While dealing with virtual options can potentially reduce capacity, some can help with demand. Some virtual methods of contacting general practice include signposting to support from other services and organisations, which is an active and interactive process. If it works well, patients quite correctly don’t even ‘get inside the building’, and this should in theory help with demand.

With the advent of population health and an increasing focus on health inequalities some patients are also actively being invited into GP practices, rather than seeking access themselves. This active ‘pull’ increases demand. Once ‘inside’ the building there may be more triaging, and an increasing number of professionals offering care and varying means to provide it including telephone, video and in person and online.
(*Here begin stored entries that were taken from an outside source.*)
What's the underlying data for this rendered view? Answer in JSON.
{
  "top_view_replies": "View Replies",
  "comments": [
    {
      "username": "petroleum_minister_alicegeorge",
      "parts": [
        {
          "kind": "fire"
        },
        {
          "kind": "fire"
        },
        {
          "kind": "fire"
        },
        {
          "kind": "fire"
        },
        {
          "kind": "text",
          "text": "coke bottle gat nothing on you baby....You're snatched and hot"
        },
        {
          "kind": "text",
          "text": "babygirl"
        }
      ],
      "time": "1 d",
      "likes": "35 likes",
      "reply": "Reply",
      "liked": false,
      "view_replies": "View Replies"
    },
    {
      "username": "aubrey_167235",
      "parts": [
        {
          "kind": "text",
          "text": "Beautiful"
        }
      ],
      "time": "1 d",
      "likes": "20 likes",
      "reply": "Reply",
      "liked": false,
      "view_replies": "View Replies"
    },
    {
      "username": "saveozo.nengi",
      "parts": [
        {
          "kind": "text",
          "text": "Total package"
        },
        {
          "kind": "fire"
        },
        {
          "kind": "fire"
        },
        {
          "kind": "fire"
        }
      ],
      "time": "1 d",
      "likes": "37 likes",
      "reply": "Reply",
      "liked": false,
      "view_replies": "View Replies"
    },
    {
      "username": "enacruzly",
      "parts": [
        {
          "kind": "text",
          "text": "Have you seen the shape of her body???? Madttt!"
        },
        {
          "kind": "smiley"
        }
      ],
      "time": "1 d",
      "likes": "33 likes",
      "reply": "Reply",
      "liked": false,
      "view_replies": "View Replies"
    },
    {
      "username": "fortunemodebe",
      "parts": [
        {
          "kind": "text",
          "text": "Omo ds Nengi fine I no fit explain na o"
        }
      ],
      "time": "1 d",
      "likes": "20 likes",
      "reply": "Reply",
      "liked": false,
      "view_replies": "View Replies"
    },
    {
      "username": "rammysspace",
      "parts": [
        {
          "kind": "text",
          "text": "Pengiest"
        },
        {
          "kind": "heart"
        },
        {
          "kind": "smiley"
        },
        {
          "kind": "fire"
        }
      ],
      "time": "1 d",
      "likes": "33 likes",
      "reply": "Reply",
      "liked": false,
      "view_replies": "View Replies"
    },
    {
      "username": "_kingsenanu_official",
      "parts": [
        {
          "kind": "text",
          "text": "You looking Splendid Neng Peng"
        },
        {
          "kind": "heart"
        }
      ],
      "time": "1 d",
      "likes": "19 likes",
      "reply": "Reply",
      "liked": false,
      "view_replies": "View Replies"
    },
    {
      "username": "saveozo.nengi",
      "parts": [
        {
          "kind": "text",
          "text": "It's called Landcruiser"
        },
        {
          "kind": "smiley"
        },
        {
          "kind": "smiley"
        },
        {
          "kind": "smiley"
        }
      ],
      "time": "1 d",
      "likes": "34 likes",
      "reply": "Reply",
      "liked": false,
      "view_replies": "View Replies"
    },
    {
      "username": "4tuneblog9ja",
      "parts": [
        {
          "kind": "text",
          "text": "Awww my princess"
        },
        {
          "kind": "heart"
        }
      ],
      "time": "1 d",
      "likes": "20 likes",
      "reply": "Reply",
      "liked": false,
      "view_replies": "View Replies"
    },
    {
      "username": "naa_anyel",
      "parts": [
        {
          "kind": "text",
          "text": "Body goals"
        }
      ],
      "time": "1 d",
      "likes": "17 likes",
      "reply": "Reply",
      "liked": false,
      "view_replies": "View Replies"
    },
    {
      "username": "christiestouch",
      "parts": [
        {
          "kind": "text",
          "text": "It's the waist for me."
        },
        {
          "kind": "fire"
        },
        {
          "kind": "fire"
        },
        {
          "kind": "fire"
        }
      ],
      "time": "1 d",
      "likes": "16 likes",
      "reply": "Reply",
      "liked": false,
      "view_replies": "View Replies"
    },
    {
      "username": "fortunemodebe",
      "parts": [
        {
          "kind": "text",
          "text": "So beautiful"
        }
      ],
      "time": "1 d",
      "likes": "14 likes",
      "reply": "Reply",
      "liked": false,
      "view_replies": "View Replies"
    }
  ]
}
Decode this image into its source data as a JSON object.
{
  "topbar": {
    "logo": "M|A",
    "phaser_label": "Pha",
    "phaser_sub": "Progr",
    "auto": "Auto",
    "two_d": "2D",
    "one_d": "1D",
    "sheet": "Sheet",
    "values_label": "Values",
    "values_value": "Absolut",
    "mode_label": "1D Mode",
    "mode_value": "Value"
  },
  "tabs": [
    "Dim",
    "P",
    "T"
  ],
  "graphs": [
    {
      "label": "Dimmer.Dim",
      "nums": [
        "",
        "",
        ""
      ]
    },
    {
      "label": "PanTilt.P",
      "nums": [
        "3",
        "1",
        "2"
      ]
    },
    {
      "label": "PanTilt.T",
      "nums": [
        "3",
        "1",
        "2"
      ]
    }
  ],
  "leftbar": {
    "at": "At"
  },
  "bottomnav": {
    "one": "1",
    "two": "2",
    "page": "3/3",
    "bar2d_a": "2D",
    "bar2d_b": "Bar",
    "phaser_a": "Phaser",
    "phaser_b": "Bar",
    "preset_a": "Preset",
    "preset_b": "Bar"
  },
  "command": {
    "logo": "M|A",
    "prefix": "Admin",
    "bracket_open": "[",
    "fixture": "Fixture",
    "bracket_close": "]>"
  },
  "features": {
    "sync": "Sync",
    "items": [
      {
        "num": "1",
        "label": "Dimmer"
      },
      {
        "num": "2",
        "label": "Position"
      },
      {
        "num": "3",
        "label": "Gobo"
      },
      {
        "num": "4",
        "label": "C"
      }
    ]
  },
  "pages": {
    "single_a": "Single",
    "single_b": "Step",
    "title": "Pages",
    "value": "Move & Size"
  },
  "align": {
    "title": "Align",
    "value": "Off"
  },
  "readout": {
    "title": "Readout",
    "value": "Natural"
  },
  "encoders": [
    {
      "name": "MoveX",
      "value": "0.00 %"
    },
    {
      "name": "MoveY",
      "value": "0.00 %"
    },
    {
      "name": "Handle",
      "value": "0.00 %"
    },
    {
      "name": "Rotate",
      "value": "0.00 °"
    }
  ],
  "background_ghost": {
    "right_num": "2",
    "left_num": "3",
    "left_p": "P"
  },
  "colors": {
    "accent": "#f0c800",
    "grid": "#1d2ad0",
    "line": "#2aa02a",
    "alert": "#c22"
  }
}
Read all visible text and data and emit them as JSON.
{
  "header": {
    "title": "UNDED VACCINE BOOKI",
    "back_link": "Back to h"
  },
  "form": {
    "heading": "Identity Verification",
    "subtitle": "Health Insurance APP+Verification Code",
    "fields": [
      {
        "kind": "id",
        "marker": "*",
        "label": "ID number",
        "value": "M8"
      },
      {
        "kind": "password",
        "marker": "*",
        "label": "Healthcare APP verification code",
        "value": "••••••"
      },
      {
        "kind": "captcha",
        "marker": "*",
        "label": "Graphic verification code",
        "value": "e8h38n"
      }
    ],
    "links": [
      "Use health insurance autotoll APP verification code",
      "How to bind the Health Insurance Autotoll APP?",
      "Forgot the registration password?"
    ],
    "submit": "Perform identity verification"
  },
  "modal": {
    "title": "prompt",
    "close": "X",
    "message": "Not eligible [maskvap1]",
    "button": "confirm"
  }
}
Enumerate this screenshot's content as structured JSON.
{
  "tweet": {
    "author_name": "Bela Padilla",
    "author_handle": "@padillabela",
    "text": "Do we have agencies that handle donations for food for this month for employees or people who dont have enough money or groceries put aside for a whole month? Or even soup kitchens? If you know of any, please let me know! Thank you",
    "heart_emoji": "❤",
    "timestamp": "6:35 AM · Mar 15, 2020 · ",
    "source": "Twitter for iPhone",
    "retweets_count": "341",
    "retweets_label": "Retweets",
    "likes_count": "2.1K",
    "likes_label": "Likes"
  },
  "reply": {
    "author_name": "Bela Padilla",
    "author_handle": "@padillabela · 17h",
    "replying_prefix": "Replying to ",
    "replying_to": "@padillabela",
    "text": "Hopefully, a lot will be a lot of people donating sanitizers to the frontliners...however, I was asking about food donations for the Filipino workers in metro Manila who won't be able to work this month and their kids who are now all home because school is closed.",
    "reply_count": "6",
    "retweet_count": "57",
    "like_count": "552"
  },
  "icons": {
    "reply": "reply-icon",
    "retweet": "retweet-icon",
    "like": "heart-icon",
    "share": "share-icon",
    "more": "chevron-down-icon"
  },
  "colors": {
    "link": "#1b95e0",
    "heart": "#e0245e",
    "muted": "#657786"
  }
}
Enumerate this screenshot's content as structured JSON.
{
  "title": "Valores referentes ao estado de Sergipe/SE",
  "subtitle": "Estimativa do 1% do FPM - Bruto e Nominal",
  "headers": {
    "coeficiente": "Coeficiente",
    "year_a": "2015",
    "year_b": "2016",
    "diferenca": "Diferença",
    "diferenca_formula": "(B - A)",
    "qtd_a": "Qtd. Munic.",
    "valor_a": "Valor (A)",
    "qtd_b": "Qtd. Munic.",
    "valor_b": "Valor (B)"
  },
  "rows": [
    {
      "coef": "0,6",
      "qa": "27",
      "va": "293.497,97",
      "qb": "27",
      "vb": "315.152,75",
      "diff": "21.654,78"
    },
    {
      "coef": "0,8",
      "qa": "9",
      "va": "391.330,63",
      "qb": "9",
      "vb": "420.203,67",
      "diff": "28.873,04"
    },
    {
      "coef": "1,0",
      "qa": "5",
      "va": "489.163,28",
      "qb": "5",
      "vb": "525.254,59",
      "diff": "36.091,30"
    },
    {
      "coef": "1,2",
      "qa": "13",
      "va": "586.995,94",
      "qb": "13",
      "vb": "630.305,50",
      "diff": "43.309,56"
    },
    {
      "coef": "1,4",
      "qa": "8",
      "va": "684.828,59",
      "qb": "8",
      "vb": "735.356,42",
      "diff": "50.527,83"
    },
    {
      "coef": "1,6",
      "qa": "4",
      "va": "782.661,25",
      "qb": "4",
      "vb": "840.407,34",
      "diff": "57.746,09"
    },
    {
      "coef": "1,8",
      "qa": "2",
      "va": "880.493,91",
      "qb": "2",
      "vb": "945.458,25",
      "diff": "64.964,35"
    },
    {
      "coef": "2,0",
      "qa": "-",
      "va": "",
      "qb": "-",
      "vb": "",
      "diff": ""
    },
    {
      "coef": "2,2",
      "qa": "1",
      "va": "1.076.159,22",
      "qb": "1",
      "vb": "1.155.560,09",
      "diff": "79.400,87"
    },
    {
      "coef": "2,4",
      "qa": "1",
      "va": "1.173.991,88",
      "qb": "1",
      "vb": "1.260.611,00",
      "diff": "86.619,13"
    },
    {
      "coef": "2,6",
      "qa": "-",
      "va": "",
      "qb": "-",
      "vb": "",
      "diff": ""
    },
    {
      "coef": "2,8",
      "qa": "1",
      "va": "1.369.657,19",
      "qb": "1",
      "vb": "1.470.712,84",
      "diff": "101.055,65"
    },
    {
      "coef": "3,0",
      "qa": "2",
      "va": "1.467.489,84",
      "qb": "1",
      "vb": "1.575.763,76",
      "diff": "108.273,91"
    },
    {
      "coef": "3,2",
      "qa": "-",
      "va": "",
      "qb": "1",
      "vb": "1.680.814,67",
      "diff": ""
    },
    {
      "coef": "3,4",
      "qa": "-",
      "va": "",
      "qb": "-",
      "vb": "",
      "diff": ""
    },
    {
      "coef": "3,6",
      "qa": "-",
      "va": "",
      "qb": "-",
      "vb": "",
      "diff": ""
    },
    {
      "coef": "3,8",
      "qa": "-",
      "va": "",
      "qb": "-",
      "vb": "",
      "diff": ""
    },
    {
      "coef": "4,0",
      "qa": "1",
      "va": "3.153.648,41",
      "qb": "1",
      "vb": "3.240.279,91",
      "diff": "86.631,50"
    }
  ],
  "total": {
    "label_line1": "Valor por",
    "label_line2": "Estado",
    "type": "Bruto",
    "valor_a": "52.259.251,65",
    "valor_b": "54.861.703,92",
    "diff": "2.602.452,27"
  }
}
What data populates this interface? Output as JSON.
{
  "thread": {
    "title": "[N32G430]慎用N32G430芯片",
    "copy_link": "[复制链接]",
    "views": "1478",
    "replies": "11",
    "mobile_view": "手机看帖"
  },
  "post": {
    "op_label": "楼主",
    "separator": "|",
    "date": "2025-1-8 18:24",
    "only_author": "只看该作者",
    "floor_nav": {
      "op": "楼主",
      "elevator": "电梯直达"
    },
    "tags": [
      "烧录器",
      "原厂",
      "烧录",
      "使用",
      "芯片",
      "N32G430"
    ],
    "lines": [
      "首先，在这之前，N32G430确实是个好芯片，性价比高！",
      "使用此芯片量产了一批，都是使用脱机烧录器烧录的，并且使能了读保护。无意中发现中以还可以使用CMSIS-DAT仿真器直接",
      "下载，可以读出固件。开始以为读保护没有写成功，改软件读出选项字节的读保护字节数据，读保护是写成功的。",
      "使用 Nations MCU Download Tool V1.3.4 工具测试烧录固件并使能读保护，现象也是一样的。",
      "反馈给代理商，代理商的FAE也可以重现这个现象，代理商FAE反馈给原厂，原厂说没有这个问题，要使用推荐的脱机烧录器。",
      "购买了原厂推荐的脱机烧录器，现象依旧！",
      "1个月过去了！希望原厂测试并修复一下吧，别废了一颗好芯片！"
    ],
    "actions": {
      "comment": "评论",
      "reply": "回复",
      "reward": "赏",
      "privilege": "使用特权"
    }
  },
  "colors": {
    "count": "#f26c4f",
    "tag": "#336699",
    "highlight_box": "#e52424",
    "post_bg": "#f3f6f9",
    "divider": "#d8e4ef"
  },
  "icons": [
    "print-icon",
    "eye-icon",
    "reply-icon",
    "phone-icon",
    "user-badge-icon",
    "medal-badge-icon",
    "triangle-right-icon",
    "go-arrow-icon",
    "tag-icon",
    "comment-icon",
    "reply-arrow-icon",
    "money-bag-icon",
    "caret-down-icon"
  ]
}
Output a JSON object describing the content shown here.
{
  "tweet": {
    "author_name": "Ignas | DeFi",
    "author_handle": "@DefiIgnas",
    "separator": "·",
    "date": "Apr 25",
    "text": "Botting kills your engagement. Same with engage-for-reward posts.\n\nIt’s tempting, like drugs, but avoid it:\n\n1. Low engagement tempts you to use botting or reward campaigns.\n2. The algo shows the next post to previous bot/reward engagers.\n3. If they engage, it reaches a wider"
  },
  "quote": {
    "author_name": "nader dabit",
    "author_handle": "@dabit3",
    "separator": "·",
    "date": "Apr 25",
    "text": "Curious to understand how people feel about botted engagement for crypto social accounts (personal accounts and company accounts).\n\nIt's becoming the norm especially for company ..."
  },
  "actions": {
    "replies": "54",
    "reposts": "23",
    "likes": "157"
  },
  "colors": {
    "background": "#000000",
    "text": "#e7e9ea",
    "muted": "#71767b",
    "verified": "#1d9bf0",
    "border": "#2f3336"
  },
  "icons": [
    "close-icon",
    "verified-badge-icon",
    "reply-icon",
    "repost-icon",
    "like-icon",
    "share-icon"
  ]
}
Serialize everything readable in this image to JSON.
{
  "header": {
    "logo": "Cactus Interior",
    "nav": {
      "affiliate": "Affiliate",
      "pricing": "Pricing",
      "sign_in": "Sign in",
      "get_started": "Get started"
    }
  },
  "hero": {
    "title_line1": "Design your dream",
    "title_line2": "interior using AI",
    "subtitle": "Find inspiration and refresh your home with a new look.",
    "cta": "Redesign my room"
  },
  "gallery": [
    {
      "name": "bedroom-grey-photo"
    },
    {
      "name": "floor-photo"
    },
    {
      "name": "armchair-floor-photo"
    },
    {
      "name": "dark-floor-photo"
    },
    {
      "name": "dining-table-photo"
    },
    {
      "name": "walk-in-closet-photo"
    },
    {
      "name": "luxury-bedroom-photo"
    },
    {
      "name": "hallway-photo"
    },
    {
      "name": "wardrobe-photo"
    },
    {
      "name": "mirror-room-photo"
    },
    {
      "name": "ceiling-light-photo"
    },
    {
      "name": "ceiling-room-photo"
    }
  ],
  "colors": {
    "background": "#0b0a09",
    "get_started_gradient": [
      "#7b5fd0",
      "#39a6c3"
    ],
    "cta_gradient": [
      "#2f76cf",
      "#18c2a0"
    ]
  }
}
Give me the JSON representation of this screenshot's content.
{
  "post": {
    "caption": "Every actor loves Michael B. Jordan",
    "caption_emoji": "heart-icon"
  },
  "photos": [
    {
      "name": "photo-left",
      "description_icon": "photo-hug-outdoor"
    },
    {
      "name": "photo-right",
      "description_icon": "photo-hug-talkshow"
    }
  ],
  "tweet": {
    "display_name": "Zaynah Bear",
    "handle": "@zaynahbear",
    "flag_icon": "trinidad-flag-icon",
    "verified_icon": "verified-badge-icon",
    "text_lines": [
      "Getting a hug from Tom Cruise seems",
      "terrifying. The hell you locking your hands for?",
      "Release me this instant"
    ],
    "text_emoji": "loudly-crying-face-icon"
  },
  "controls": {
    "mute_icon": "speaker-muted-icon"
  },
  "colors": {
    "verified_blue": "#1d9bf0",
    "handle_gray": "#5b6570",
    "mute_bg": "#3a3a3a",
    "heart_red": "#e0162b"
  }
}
In general practice, it is not possible to separate accessing care from activities that happen before patients reach the ‘front door’ and after they enter it. The difference between access and care, and care and continuity, are not as distinct as sometimes portrayed and this is not likely to change with the increasing use of technology for both access to care and care delivery, more multidisciplinary roles and team working.

Focusing on appointments and access risks emphasis on transactional care and a commoditisation of health rather than recognising what general practice has to offer. General practice at its best, is relational and provides care across and individual’s lifespan and that gets lost in statistics about access.

We need to move away from talking about ‘the front door’ as a separate concept and focus attention on solutions that will improve access as part of understanding community need and providing good care. Access is only one part of the solution.

So, what is needed to make this happen? Integrated care systems are tasked with reframing health in communities, tackling inequalities and rooting this in population health. This means first, considering what a community needs, second, what care should be provided and third, how that care should be accessed. While changing the conversation about general practice will require national action around education, training, career development, workforce, funding and premises, it is also important for integrated care boards particularly at place level and general practices themselves to act. There is an opportunity for general practice to lead a conversation with local communities about what good care looks like within the resources that are available, and how to access it, not just within the practice but with other local care providers and within the community itself.

'We know that change works best with local ownership, with improvements based on local priorities.'

We know that change works best with local ownership, with improvements based on local priorities. Patients and staff need to be involved in this planning, recognising that it takes time, and nothing is going to be perfect. Change is hard and can be uncomfortable, however we can hardly describe the current worsening situation - falling public perception, a reduction in the number of GPs and increasing demand - as being ideal and it will not improve passively. It will require capacity and capability to engage with communities, co-design care and agree how it can be accessed. Practices will need to feel they own this work and steer it, rather than it being imposed.

While there are no easy answers and some problems pre-date Covid-19, if those working in general practice don’t address redesigning care, it won’t improve by itself.